Прошло не меньше получаса, пока тела согласились принимать положения, кое-как похожие на вертикальные. Ученицы расползались, как черви из опрокинутой банки, во всех направлениях, по очереди приподнимая, у кого что поднималось, и шагая тем, чем шагалось.

В комнатах ждали чистые комплекты взамен мокро-грязно-порванных. Боевую форму на остаток дня отменили. Заморосил дождь. Босым ногам стало некомфортно. Говорят, это дело привычки. А если я не хочу обрастать такими привычками? Где мои домашние тапочки?! Где кроссовки?! Хочу под плед и к компьютеру!

Большинство, взяв чистое, отправилось в помывочную. В том числе моя солнечноокая соседочка, бросившая на прощание полный понимания взгляд: вот, даже помыться по-человечески не можешь. Ангел, блин, переформатированный. Потому – ходи грязным.

Я обтерся подсохшей старой одеждой и влез в новую. Некоторое время блаженствовал на лежаке. Давно сдерживаемое давление в низу живота подняло. Больше терпеть нельзя.

Едва утих невыносимый крик обиды покидаемой двери, как я уже стучался в соседнюю.

– Тома?

– Подожди, я не одета, – быстро раздалось оттуда. – Одну секунду.

Ждать пришлось тридцать шесть секунд. Я посчитал.

Дверь отворилась.

– Чего?

– Сопроводи, – я умоляюще указал взглядом вдаль.

Вздохом Томы можно было надуть наш искомый воздушный шар.

– Горе мое. Пойдем.

По дороге я в двух словах рассказал о дяде Люсике.

– И что думаешь? – спросила она.

– Много чего и ничего одновременно. Собираюсь дожать и выведать все. Либо он дожмет меня. Тогда будешь спасать.

– Как?

– Как сумеешь, – развел я руками.

Пришли. Сначала дожидались, когда все удалятся. Затем – пока за всеми уберется появившийся, как привидение, бойник. Затем Тома на всякий случай еще раз проверила отсутствие посторонних, и под ее бдительным прикрытием я с невыразимым чувством посетил долгожданное заведение. Вот оно, счастье.
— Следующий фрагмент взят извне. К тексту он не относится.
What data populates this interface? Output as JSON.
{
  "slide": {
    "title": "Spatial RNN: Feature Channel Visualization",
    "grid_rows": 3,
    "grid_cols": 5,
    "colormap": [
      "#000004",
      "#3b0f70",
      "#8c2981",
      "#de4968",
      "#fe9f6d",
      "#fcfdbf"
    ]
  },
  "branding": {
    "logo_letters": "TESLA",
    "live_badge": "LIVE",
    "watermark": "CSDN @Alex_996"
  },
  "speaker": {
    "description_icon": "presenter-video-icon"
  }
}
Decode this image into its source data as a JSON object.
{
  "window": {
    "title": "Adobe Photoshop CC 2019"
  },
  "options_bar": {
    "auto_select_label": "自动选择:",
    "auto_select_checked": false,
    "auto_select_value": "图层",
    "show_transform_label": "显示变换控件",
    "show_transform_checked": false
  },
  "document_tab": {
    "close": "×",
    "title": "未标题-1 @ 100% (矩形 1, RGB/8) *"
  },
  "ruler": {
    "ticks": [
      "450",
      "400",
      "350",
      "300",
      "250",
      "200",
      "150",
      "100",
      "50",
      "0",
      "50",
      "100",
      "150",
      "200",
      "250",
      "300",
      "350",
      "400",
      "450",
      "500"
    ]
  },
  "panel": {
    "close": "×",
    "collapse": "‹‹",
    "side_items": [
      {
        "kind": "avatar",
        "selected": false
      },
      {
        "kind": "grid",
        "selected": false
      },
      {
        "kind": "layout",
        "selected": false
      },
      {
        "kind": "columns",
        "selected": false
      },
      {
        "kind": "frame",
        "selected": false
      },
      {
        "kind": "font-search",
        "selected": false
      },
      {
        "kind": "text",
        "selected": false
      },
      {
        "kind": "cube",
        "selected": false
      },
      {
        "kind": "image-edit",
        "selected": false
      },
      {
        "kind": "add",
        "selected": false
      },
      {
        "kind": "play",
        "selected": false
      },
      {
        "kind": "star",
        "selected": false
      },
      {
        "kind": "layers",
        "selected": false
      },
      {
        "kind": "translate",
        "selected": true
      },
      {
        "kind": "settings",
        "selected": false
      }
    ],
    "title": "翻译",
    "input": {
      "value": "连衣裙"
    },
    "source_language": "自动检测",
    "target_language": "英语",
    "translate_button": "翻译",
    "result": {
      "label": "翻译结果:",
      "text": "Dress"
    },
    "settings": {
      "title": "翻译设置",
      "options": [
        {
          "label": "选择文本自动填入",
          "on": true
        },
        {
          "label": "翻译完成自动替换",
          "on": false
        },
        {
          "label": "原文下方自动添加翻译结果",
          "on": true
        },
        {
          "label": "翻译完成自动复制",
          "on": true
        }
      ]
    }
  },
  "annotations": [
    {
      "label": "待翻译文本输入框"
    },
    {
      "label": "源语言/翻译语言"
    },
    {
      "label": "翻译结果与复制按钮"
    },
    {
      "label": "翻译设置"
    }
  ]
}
Тома кашлянула. Громкое босое шлепанье стало удаляться, но я, к счастью, уже выходил, когда в дверях столкнулся с Варварой, которая только собиралась в помывочную и по пути решила заглянула сюда. Чистая одежда перекинута через плечо, старая где-то оставлена. Святая простота. Что делать, школа-то женская. Испуганным котом, котрый пересекся на дороге с ротвейлером, я прошмыгнул мимо. Варвара задумчиво посмотрела вслед, но ни слова вслед не донеслось. Вот и ладушки.

По дороге меня перехватили. Почти похитили. Открылась дверь, четыре руки почти силой втащили внутрь. Силой – грозно сказано. Это были две малявки почти на год младше, чьих имен я так и не удосужился запомнить. Если применю свою силу, несладко им придется, в нашем возрасте год – целая жизнь.

Меня усадили в центр ближайшего лежака, сами похитительницы примостились рядышком, прижавшись с боков трусливыми мышками. Страх и ужас задуманного читался в глазах. И отвага.

– Хотим спросить… – наперебой начали они, пряча взгляды.

– Как насчет кары? – Я по-отечески назидательно приподнял брови.

Две головы едва не оторвались, замотав в стороны:

– Ничего не хотим знать конкретно! Только основополагающий принцип, который касается лично ангелов.

– Ну-ну, словоблуды-формуляторы, – усмехнулся я. – Что же хотите знать такого основополагающего?

Далекий скрип моей отворившейся двери донесся даже сюда. Вот это сигнализация. Должно быть, Зарина вернулась. Посижу еще минутку, пусть спокойно разденется и ляжет.

– Про мир – ничего! – еще раз напомнили девчушки, чтобы я не побежал докладывать о величайшем нарушении. Затем голос понизился до шепота, и они сами испугались получившейся конспирации: – У вас мальчиков любят?

 

Пришлось срочно вспомнить, что для них я девочка.

– Думаете, мы чем-то отличаемся от вас? – Улыбка вышла кривоватой и высокомерной. Ну и пусть. – Я, Тома… разве мы другие? Руки не из того места или мозги навыворот? Или людей по ночам едим?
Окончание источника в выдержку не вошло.